My last post was dated Sept. 11, and it was the week of our midterms.
It might interest you to know that two weeks after that week, we had our final exams. While we were studying for final exams, we did case study assignments with our respective groups. After our finals week, we had a week devoted to doing a case study for an actual company (in our case, a well-known consulting company). After that week, we had a career trek in one of the signature areas of the United States, networking with alums and seeing what companies looked like from the inside. The career trek just finished yesterday, and I'm writing this now.
The MBA is fast, yes, but a lot more intense than you realize.
What have I learned so far? Well, aside from the basics of accounting and statistics, I've learned how to ransack databases for research data I need for case studies. I've learned how case competitions are structured -- how sometimes you get to specifically define the problem you have to solve, how you focus on the how more than the why on your slides. I'm lucky to be in a very collaborative group, where each person's primary skill complements the others'. You know those horror stories of groupmates shouting at each other over cases and coming home in the early hours of the morning? Yup, those are true.

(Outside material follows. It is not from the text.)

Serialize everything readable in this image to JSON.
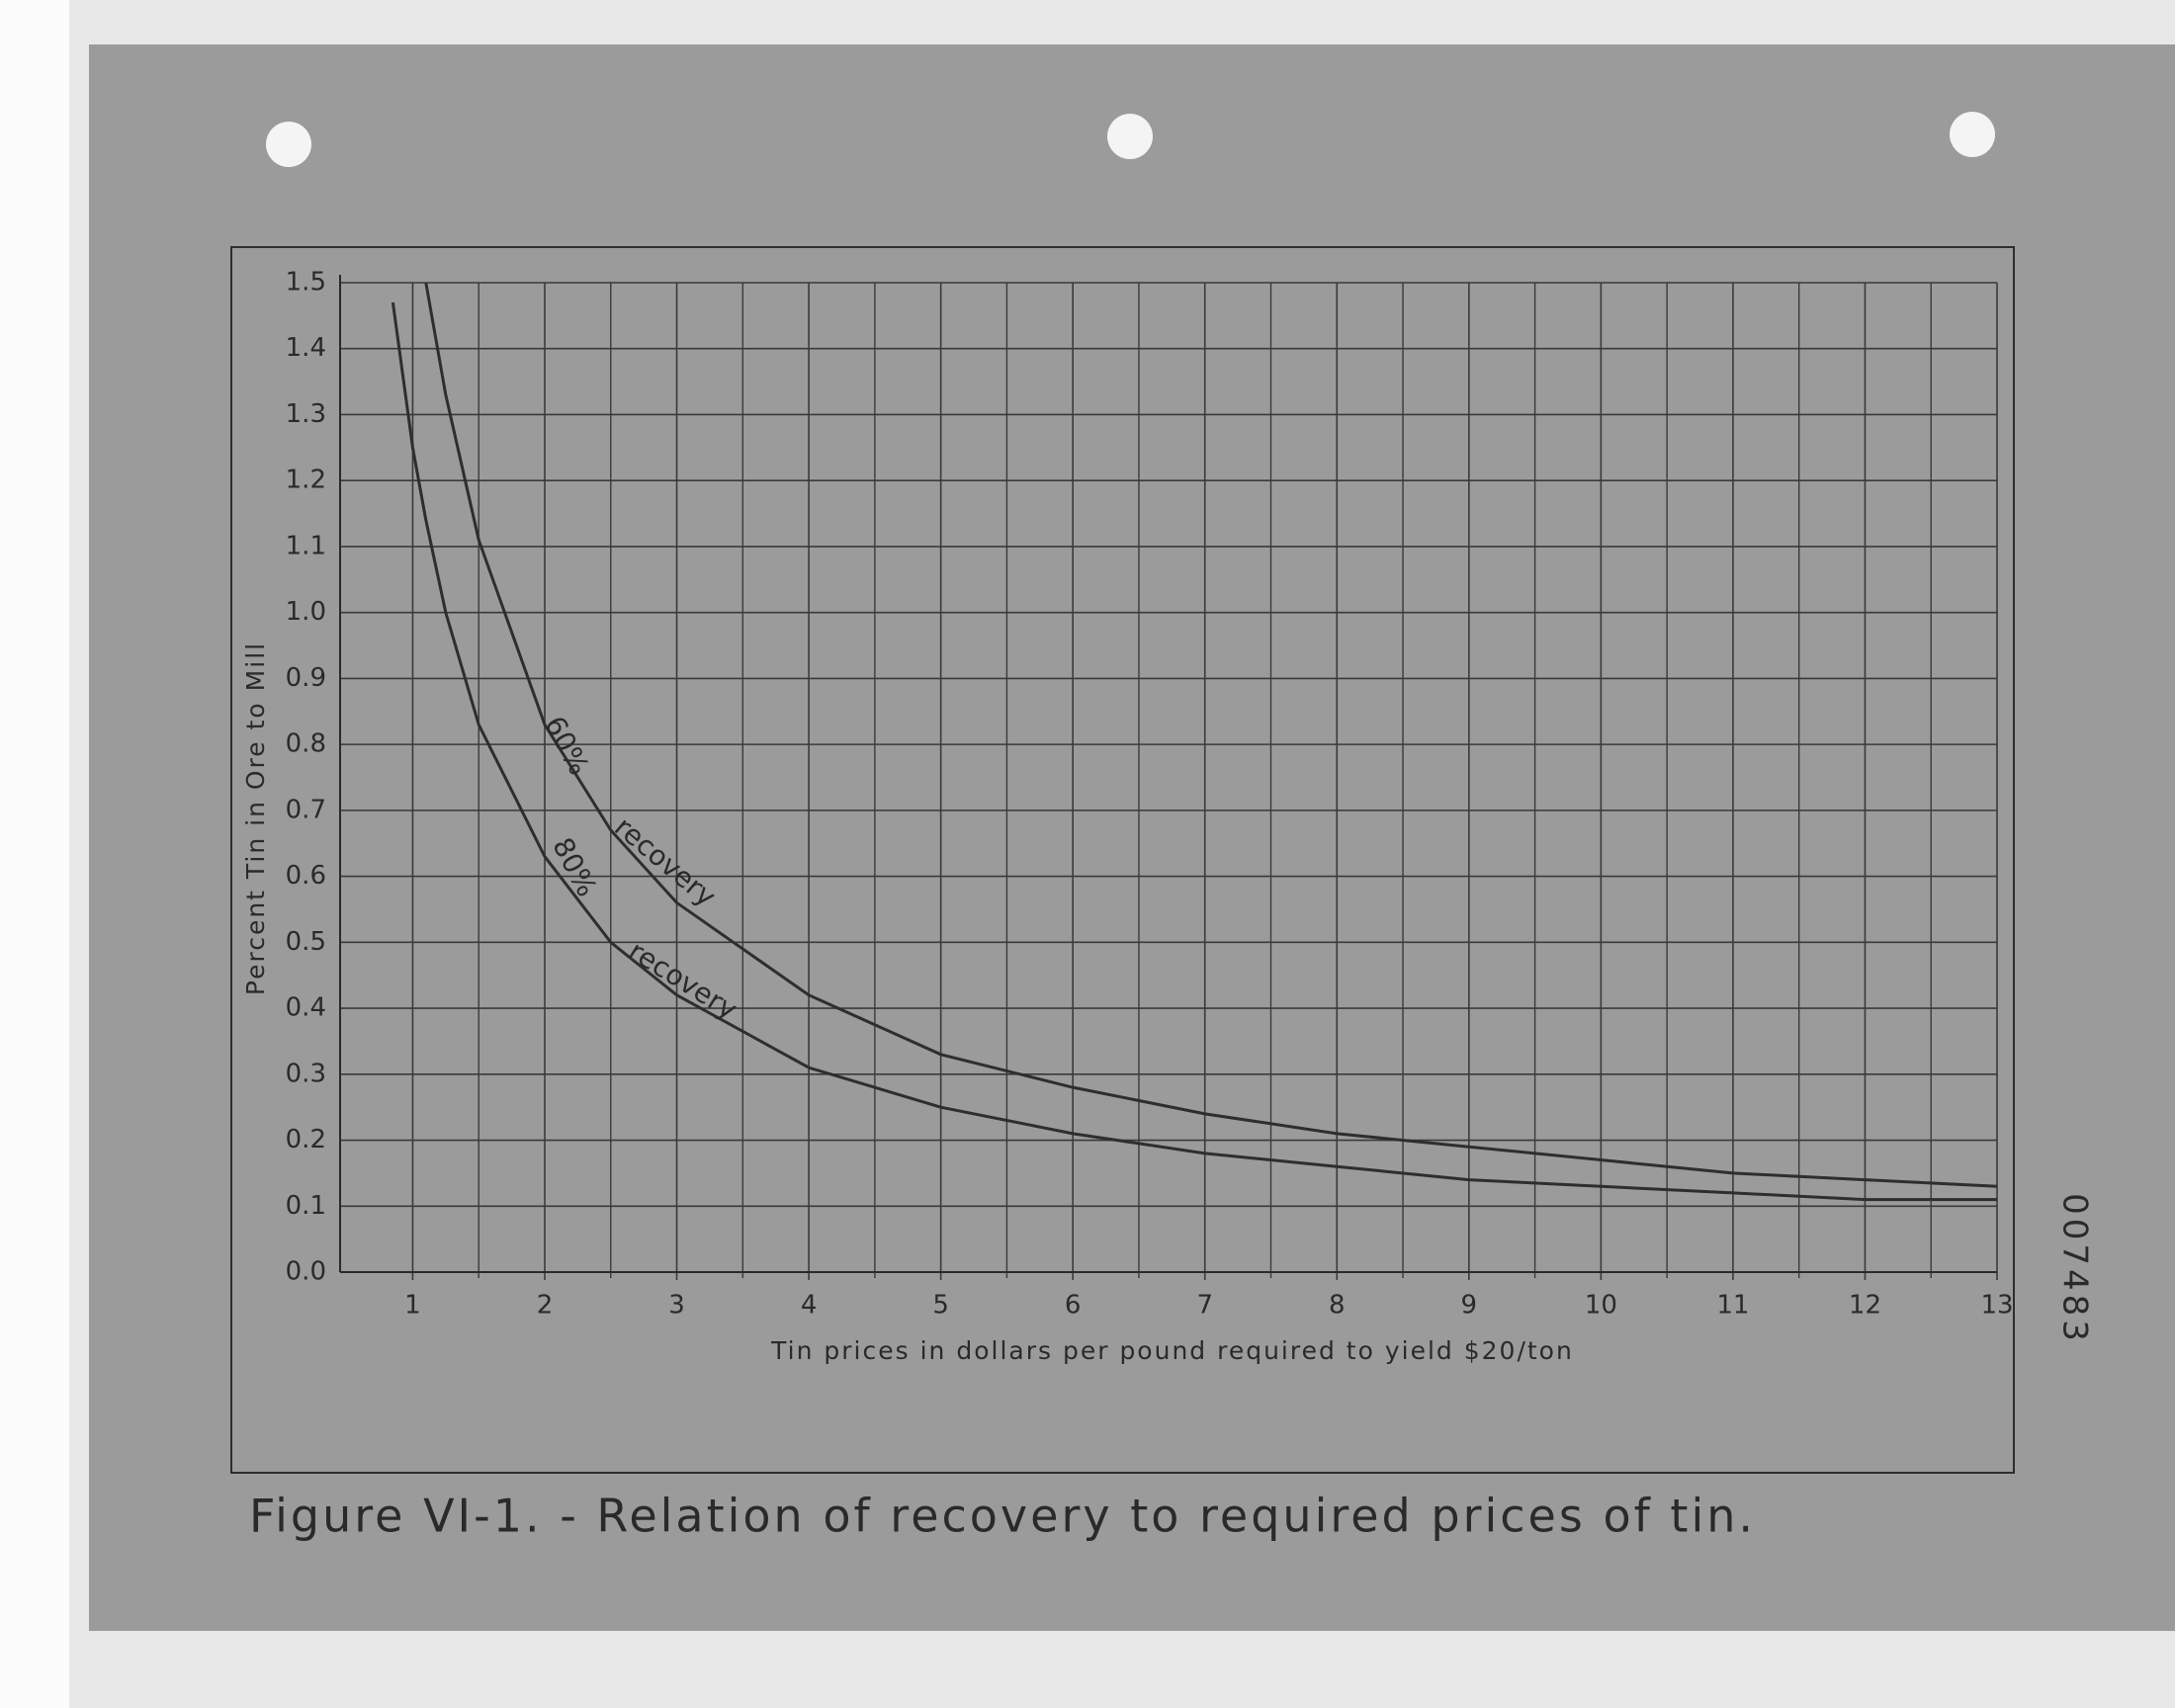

I've re-learned to wake up early and sleep late. I've learned to buy food that I could cook or warm up easily so that I can have breakfast ready in five minutes. I'm trying my best to keep up with constantly-updated email inboxes, internship notices, weekly club meetings, and my overflowing laundry basket. I have learned to better appreciate my free time, which I spend sleeping, doing chores, going with my friends to outlet malls or just walking around, taking pictures in our park-like campus.
There is just so much happening around you that even though you get in the program, believing to cruise through the subjects with A's, you switch to valuing the connections you make and the insights you get from the course material and outside trips more. Now, I'm not the type of person who spent her college days social drinking. I was more of the "let's have dinner next week," one-on-one kind of person. "Networking," which business schools heavily advocate, isn't necessarily equivalent to social drinking either. I believe in what a close friend of mine said, that you should stick to your values when networking, much in the same way that you should work for a company whose goals and way of life you believe in. Find out the networking style that suits you, and work it to your advantage in an American setting.
Americans may jokingly complain all they want about Asians not drinking as much as they do, but they respect people who can stand for their own principles. So know your principles and values going into the MBA program, and decide which of these are "unchangeable."
I now realize how much it was good to have been able to reflect and know more about myself before I entered the program; everything happens so fast that decisions are much, much easier when you know who you are, what you stand for and what you want to get out of the MBA.